The Computers Are Social Actors (CASA) theory is the most important theoretical contribution that has shaped the field of human–computer interaction. The theory states that humans interact with computers as if they are human, and is the cornerstone on which all social human–machine communication (e.g., chatbots, robots, virtual agents) are designed. However, the theory itself dates back to the early 1990s, and, since then, technology and its place in society has evolved and changed drastically. Here we show, via a direct replication of the original study, that participants no longer interact with desktop computers as if they are human. This suggests that the CASA Theory may only work for emergent technology, an important concept that needs to be taken into account when designing and researching human–computer interaction.


Was the original paper ever replicated? Cause if not, that’s too strong a conclusion. A simpler explanation could be that the original paper got something wrong and wasn’t replicable.


"This suggests that the CASA Theory may only work for emergent technology[..]"

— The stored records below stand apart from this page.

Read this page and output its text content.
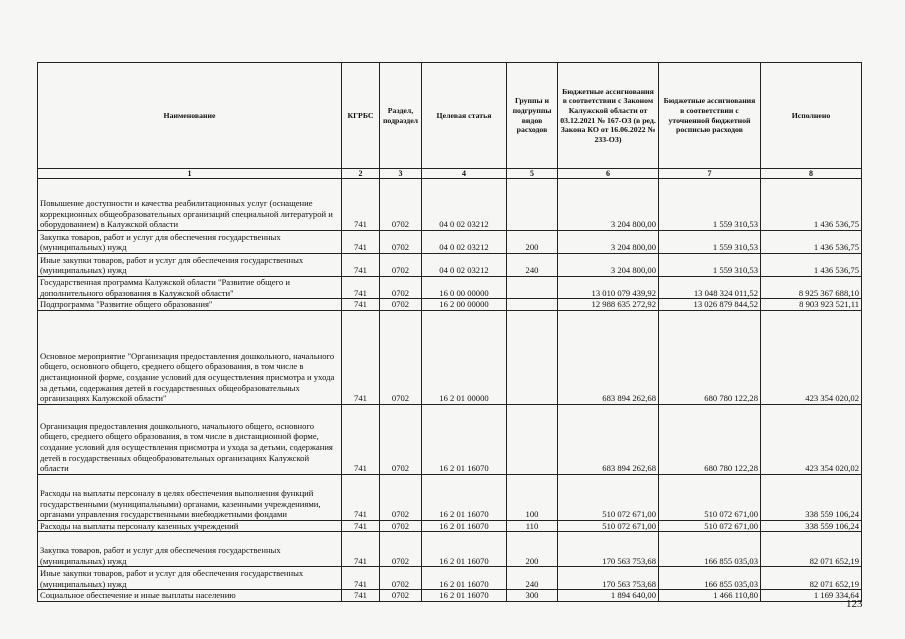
Наименование	КГРБС	Раздел, подраздел	Целевая статья	Группы и подгруппы видов расходов	Бюджетные ассигнования в соответствии с Законом Калужской области от 03.12.2021 № 167-ОЗ (в ред. Закона КО от 16.06.2022 № 233-ОЗ)	Бюджетные ассигнования в соответствии с уточненной бюджетной росписью расходов	Исполнено
1	2	3	4	5	6	7	8
Повышение доступности и качества реабилитационных услуг (оснащение коррекционных общеобразовательных организаций специальной литературой и оборудованием) в Калужской области	741	0702	04 0 02 03212		3 204 800,00	1 559 310,53	1 436 536,75
Закупка товаров, работ и услуг для обеспечения государственных (муниципальных) нужд	741	0702	04 0 02 03212	200	3 204 800,00	1 559 310,53	1 436 536,75
Иные закупки товаров, работ и услуг для обеспечения государственных (муниципальных) нужд	741	0702	04 0 02 03212	240	3 204 800,00	1 559 310,53	1 436 536,75
Государственная программа Калужской области "Развитие общего и дополнительного образования в Калужской области"	741	0702	16 0 00 00000		13 010 079 439,92	13 048 324 011,52	8 925 367 688,10
Подпрограмма "Развитие общего образования"	741	0702	16 2 00 00000		12 988 635 272,92	13 026 879 844,52	8 903 923 521,11
Основное мероприятие "Организация предоставления дошкольного, начального общего, основного общего, среднего общего образования, в том числе в дистанционной форме, создание условий для осуществления присмотра и ухода за детьми, содержания детей в государственных общеобразовательных организациях Калужской области"	741	0702	16 2 01 00000		683 894 262,68	680 780 122,28	423 354 020,02
Организация предоставления дошкольного, начального общего, основного общего, среднего общего образования, в том числе в дистанционной форме, создание условий для осуществления присмотра и ухода за детьми, содержания детей в государственных общеобразовательных организациях Калужской области	741	0702	16 2 01 16070		683 894 262,68	680 780 122,28	423 354 020,02
Расходы на выплаты персоналу в целях обеспечения выполнения функций государственными (муниципальными) органами, казенными учреждениями, органами управления государственными внебюджетными фондами	741	0702	16 2 01 16070	100	510 072 671,00	510 072 671,00	338 559 106,24
Расходы на выплаты персоналу казенных учреждений	741	0702	16 2 01 16070	110	510 072 671,00	510 072 671,00	338 559 106,24
Закупка товаров, работ и услуг для обеспечения государственных (муниципальных) нужд	741	0702	16 2 01 16070	200	170 563 753,68	166 855 035,03	82 071 652,19
Иные закупки товаров, работ и услуг для обеспечения государственных (муниципальных) нужд	741	0702	16 2 01 16070	240	170 563 753,68	166 855 035,03	82 071 652,19
Социальное обеспечение и иные выплаты населению	741	0702	16 2 01 16070	300	1 894 640,00	1 466 110,80	1 169 334,64
123
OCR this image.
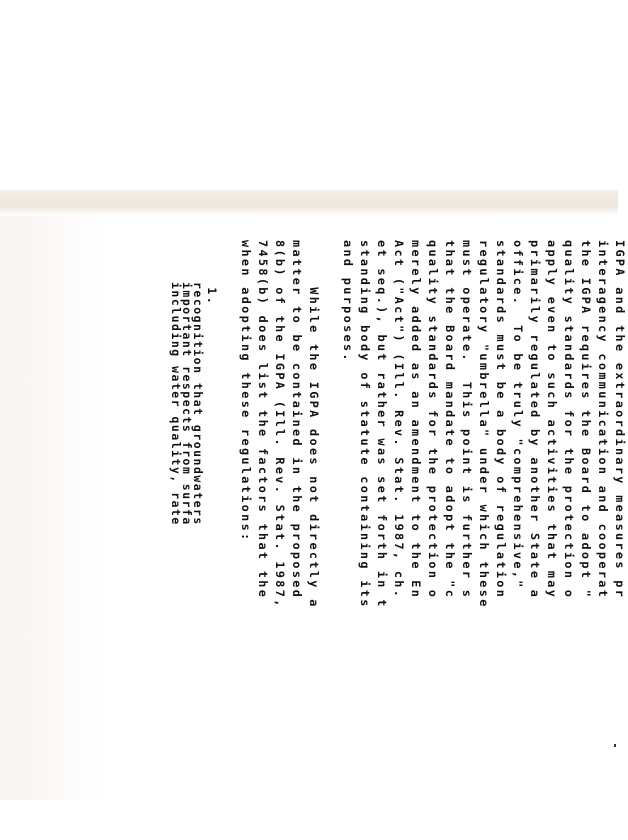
IGPA and the extraordinary measures pr
interagency communication and cooperat
the IGPA requires the Board to adopt "
quality standards for the protection o
apply even to such activities that may
primarily regulated by another State a
office.  To be truly "comprehensive,"
standards must be a body of regulation
regulatory "umbrella" under which these
must operate.  This point is further s
that the Board mandate to adopt the "c
quality standards for the protection o
merely added as an amendment to the En
Act ("Act") (Ill. Rev. Stat. 1987, ch.
et seq.), but rather was set forth in t
standing body of statute containing its
and purposes.
While the IGPA does not directly a
matter to be contained in the proposed
8(b) of the IGPA (Ill. Rev. Stat. 1987,
7458(b) does list the factors that the
when adopting these regulations:
1.
recognition that groundwaters
important respects from surfa
including water quality, rate
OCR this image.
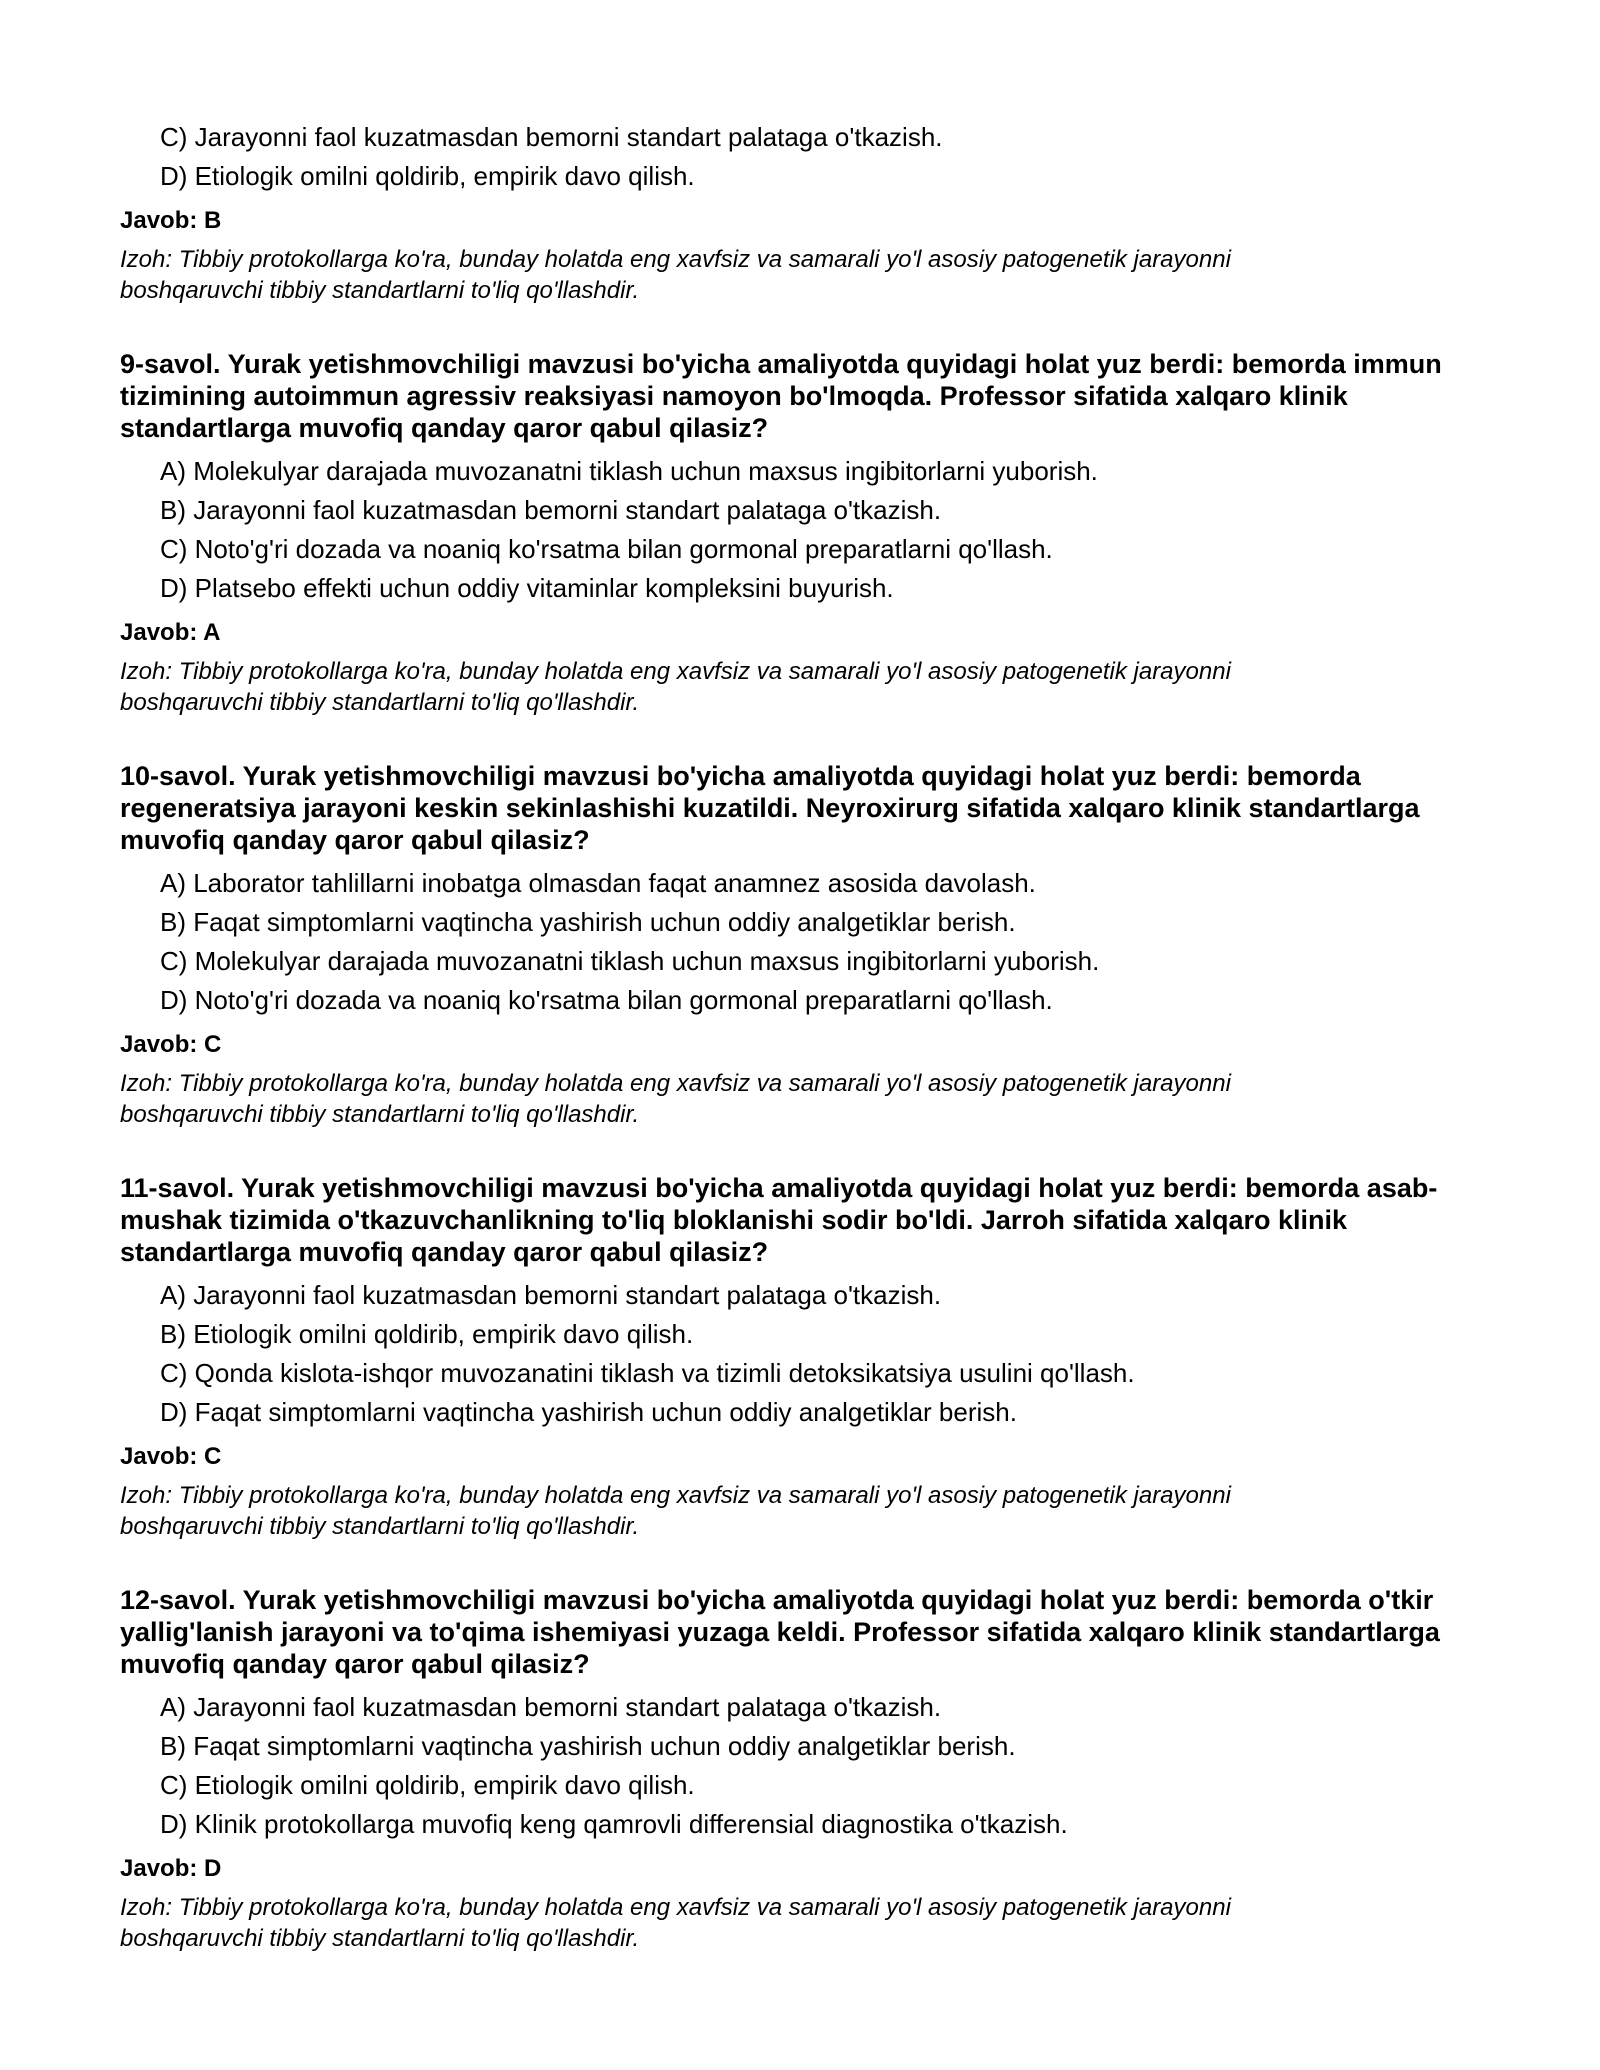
C) Jarayonni faol kuzatmasdan bemorni standart palataga o'tkazish.
D) Etiologik omilni qoldirib, empirik davo qilish.
Javob: B
Izoh: Tibbiy protokollarga ko'ra, bunday holatda eng xavfsiz va samarali yo'l asosiy patogenetik jarayonni boshqaruvchi tibbiy standartlarni to'liq qo'llashdir.
9-savol. Yurak yetishmovchiligi mavzusi bo'yicha amaliyotda quyidagi holat yuz berdi: bemorda immun tizimining autoimmun agressiv reaksiyasi namoyon bo'lmoqda. Professor sifatida xalqaro klinik standartlarga muvofiq qanday qaror qabul qilasiz?
A) Molekulyar darajada muvozanatni tiklash uchun maxsus ingibitorlarni yuborish.
B) Jarayonni faol kuzatmasdan bemorni standart palataga o'tkazish.
C) Noto'g'ri dozada va noaniq ko'rsatma bilan gormonal preparatlarni qo'llash.
D) Platsebo effekti uchun oddiy vitaminlar kompleksini buyurish.
Javob: A
Izoh: Tibbiy protokollarga ko'ra, bunday holatda eng xavfsiz va samarali yo'l asosiy patogenetik jarayonni boshqaruvchi tibbiy standartlarni to'liq qo'llashdir.
10-savol. Yurak yetishmovchiligi mavzusi bo'yicha amaliyotda quyidagi holat yuz berdi: bemorda regeneratsiya jarayoni keskin sekinlashishi kuzatildi. Neyroxirurg sifatida xalqaro klinik standartlarga muvofiq qanday qaror qabul qilasiz?
A) Laborator tahlillarni inobatga olmasdan faqat anamnez asosida davolash.
B) Faqat simptomlarni vaqtincha yashirish uchun oddiy analgetiklar berish.
C) Molekulyar darajada muvozanatni tiklash uchun maxsus ingibitorlarni yuborish.
D) Noto'g'ri dozada va noaniq ko'rsatma bilan gormonal preparatlarni qo'llash.
Javob: C
Izoh: Tibbiy protokollarga ko'ra, bunday holatda eng xavfsiz va samarali yo'l asosiy patogenetik jarayonni boshqaruvchi tibbiy standartlarni to'liq qo'llashdir.
11-savol. Yurak yetishmovchiligi mavzusi bo'yicha amaliyotda quyidagi holat yuz berdi: bemorda asab-mushak tizimida o'tkazuvchanlikning to'liq bloklanishi sodir bo'ldi. Jarroh sifatida xalqaro klinik standartlarga muvofiq qanday qaror qabul qilasiz?
A) Jarayonni faol kuzatmasdan bemorni standart palataga o'tkazish.
B) Etiologik omilni qoldirib, empirik davo qilish.
C) Qonda kislota-ishqor muvozanatini tiklash va tizimli detoksikatsiya usulini qo'llash.
D) Faqat simptomlarni vaqtincha yashirish uchun oddiy analgetiklar berish.
Javob: C
Izoh: Tibbiy protokollarga ko'ra, bunday holatda eng xavfsiz va samarali yo'l asosiy patogenetik jarayonni boshqaruvchi tibbiy standartlarni to'liq qo'llashdir.
12-savol. Yurak yetishmovchiligi mavzusi bo'yicha amaliyotda quyidagi holat yuz berdi: bemorda o'tkir yallig'lanish jarayoni va to'qima ishemiyasi yuzaga keldi. Professor sifatida xalqaro klinik standartlarga muvofiq qanday qaror qabul qilasiz?
A) Jarayonni faol kuzatmasdan bemorni standart palataga o'tkazish.
B) Faqat simptomlarni vaqtincha yashirish uchun oddiy analgetiklar berish.
C) Etiologik omilni qoldirib, empirik davo qilish.
D) Klinik protokollarga muvofiq keng qamrovli differensial diagnostika o'tkazish.
Javob: D
Izoh: Tibbiy protokollarga ko'ra, bunday holatda eng xavfsiz va samarali yo'l asosiy patogenetik jarayonni boshqaruvchi tibbiy standartlarni to'liq qo'llashdir.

I think we can see this unfold in real time with large language model based chatbots like ChatGPT. First they seem almost human and the initial reaction is to treat them like that. Always say "Thank you!" and potentially get angry at them for being wrong. It doesn't take long though, to realize that the bot is a bot and even if it speaks human language it behaves significantly different from a real human. Then the human behavior starts to change as well and the bot is treated differently.


Except we see to see behaviors in asking questions to LLMs where we get different/better responses if we ask "please".


And also, we get better answers from LLMs for solving captchas if we claim that the hard-to-decipher letters were written on our dear grandmother's Christmas ornament. I find this quite amusing.


This makes sense if you think about chatGPT as a ML model and not as a sentient AI. Its training data would show that asking nicely elicits better answers.


I mean should I think of my mother as a ML human and not a sentient one? Why does asking nicely work on either?


If I set up a linux box with the root password “please” I don’t think you would describe that as sentient.


Wonder whether 1.) technical proficiency and 2.) age of introduction to computer would make a difference

Because totally anecdotally, I mean it could have been subconscious, but I never remember treating a computer that way. It’s always been… I dunno, a machine.